E já que falamos de futebol... (*)
O TRIVIAL
Num clássico sobre futebol, provavelmente desconhecido entre nós e publicado há já dez anos - The Football Factory, de John King -, o protagonista, Tom, adepto de um Chelsea que ainda nem sonhava com Mourinho, começa por dizer que "o futebol é inteiramente uma questão de ambiente, e se os estádios estivessem vazios, se neles não houvesse tanto barulho, não valeria a pena lá ir". Para ele e para o seu bando de amigos ainda jovens, párias numa sociedade inglesa então em crise, devastada pelo desemprego e o alcoolismo, pouco importava a vitória ou a derrota, mas sim o cenário de violência caracterizado pelas cenas de pancadaria com os adeptos dos clubes rivais e de cacetada com a polícia. Nada que se parecesse com os "brandos costumes" lusitanos.
Mais de duzentas páginas e vários anos depois, Tom confessa que gosta sempre de ver o futebol pela televisão. Não como quando era criança e decorava os nomes das equipas, dos jogadores, dos estádios, mas como um "ritual de sábado à tarde, que tu não podes perceber quando és jovem porque andas lá fora às voltas com os truques da vida". Tom admite que, ao envelhecer, talvez perca os seus ímpetos de violência e sexo, para se contentar com o que lhe dava prazer quando era puto. "História de velhos que entram na segunda infância", diz ele, enquanto vê desfilar os eternos jornalistas especializados, uns a darem palpites válidos, outros a debitarem disparates, enchendo os nossos ouvidos de comentários sobre, por exemplo, a rivalidade entre as duas equipas, mas totalmente incapazes de reproduzir os momentos fortes do jogo que está a ser transmitido.

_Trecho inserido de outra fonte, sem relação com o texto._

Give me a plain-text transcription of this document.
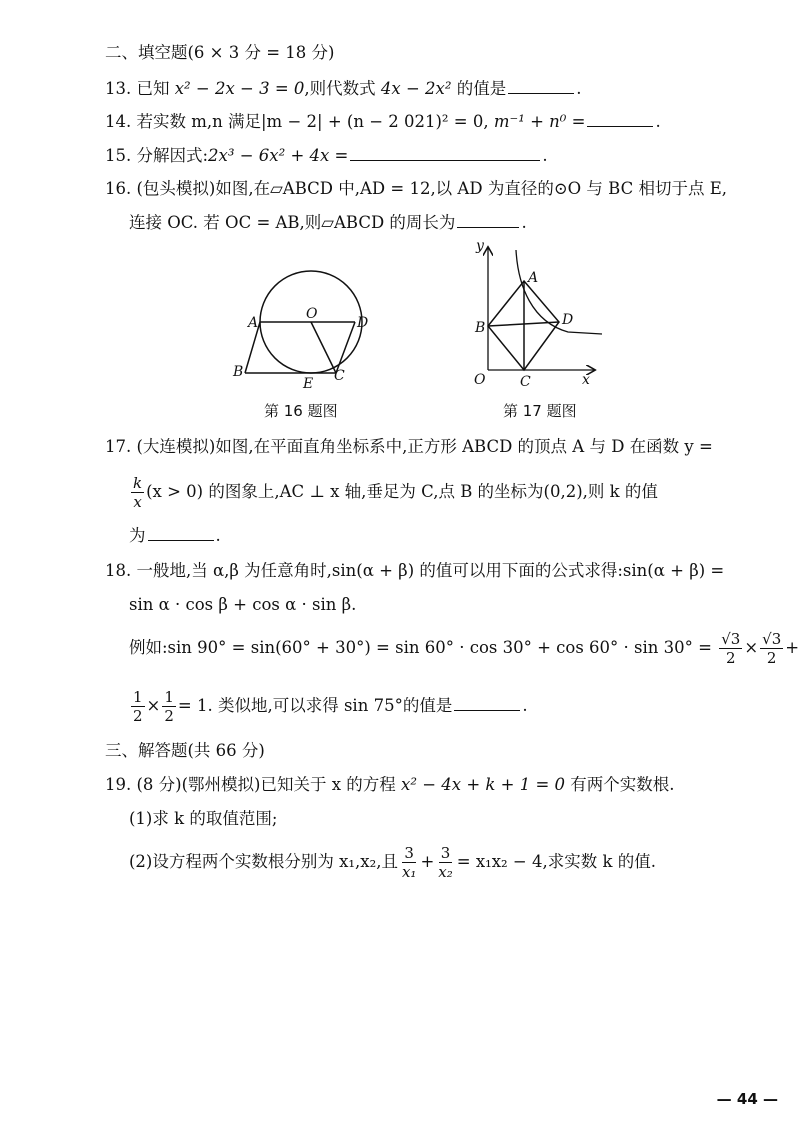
二、填空题(6 × 3 分 = 18 分)
13. 已知 x² − 2x − 3 = 0,则代数式 4x − 2x² 的值是	.
14. 若实数 m,n 满足|m − 2| + (n − 2 021)² = 0, m⁻¹ + n⁰ =	.
15. 分解因式:2x³ − 6x² + 4x =	.
16. (包头模拟)如图,在▱ABCD 中,AD = 12,以 AD 为直径的⊙O 与 BC 相切于点 E,
连接 OC. 若 OC = AB,则▱ABCD 的周长为	.
A
O
D
B
E C
第 16 题图
y
x
O
A
B
C
D
第 17 题图
17. (大连模拟)如图,在平面直角坐标系中,正方形 ABCD 的顶点 A 与 D 在函数 y =
$\frac{k}{x} (x > 0)$ 的图象上,AC ⊥ x 轴,垂足为 C,点 B 的坐标为(0,2),则 k 的值
为	.
18. 一般地,当 α,β 为任意角时,sin(α + β) 的值可以用下面的公式求得:sin(α + β) =
sin α · cos β + cos α · sin β.
例如:sin $90^\circ = \sin(60^\circ + 30^\circ) = \sin 60^\circ \cdot \cos 30^\circ + \cos 60^\circ \cdot \sin 30^\circ = \frac{√3}{2} \times \frac{√3}{2}$ +
$\frac{1}{2} \times \frac{1}{2} = 1$. 类似地,可以求得 sin 75°的值是	.
三、解答题(共 66 分)
19. (8 分)(鄂州模拟)已知关于 x 的方程 x² − 4x + k + 1 = 0 有两个实数根.
(1)求 k 的取值范围;
(2)设方程两个实数根分别为 x₁,x₂,且 $\frac{3}{\text{x₁}} + \frac{3}{\text{x₂}} = x_1x_2 - 4$,求实数 k 的值.
— 44 —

A televisão apropriou-se do futebol, "mas um tipo médio, que passa o tempo às voltas com o telecomando, de rabo sentado no sofá, só terá direito ao rectângulo de jogo e a três bancadas", lamenta Tom. Um tipo assim "vai malbaratar a vida a fazer zapping, regressando sempre à bola, atraído pelo ruído da multidão e por essa paixão que faz do futebol um desporto à parte". É certo que "os canais de televisão não atribuem qualquer importância aos adeptos, mas sem o barulho, sem o movimento dos espectadores, a bola não seria nada". Porque o futebol "é uma história de paixão" e "a televisão nada poderá contra isso". "Sem a paixão, o futebol está morto. Restam 22 tipos adultos a correr atrás de uma bola sobre um pedaço de relva." Ora, são as pessoas que fazem do futebol uma festa: "Elas aquecem e tudo levanta voo." Isto é: "Quando tu tens uma paixão, não importa qual, ela transborda." É por vezes o que sucede com o pontapé na bola.
Esta é uma história inglesa, em que, apesar da televisão, os estádios continuam a transbordar de adeptos. Não é uma história portuguesa, em que os estádios, alguns deles novinhos em folha, continuam, regra geral, às moscas. Desolação que já nem consegue ser disfarçada pelas bancadas sarapintadas, estilo trompe-l'oeil, por Tomás Taveira. Cá, só é de esperar mais do mesmo. As eternas escaramuças entre dirigentes dos clubes e da Liga. O não menos eterno caso do "Apito Dourado", cada vez mais ferrugento. O folhetim da transferência de Simão. Entre outros episódios do folclore lusitano. Que não matam a esperança numa Liga bem disputada entre os três do costume. Em suma: o trivial.
-(*) Já que falamos de futebol, aqui fica a crónica das 4ªs-feiras de Alfredo Barroso no «DN», transcrita com sua autorização.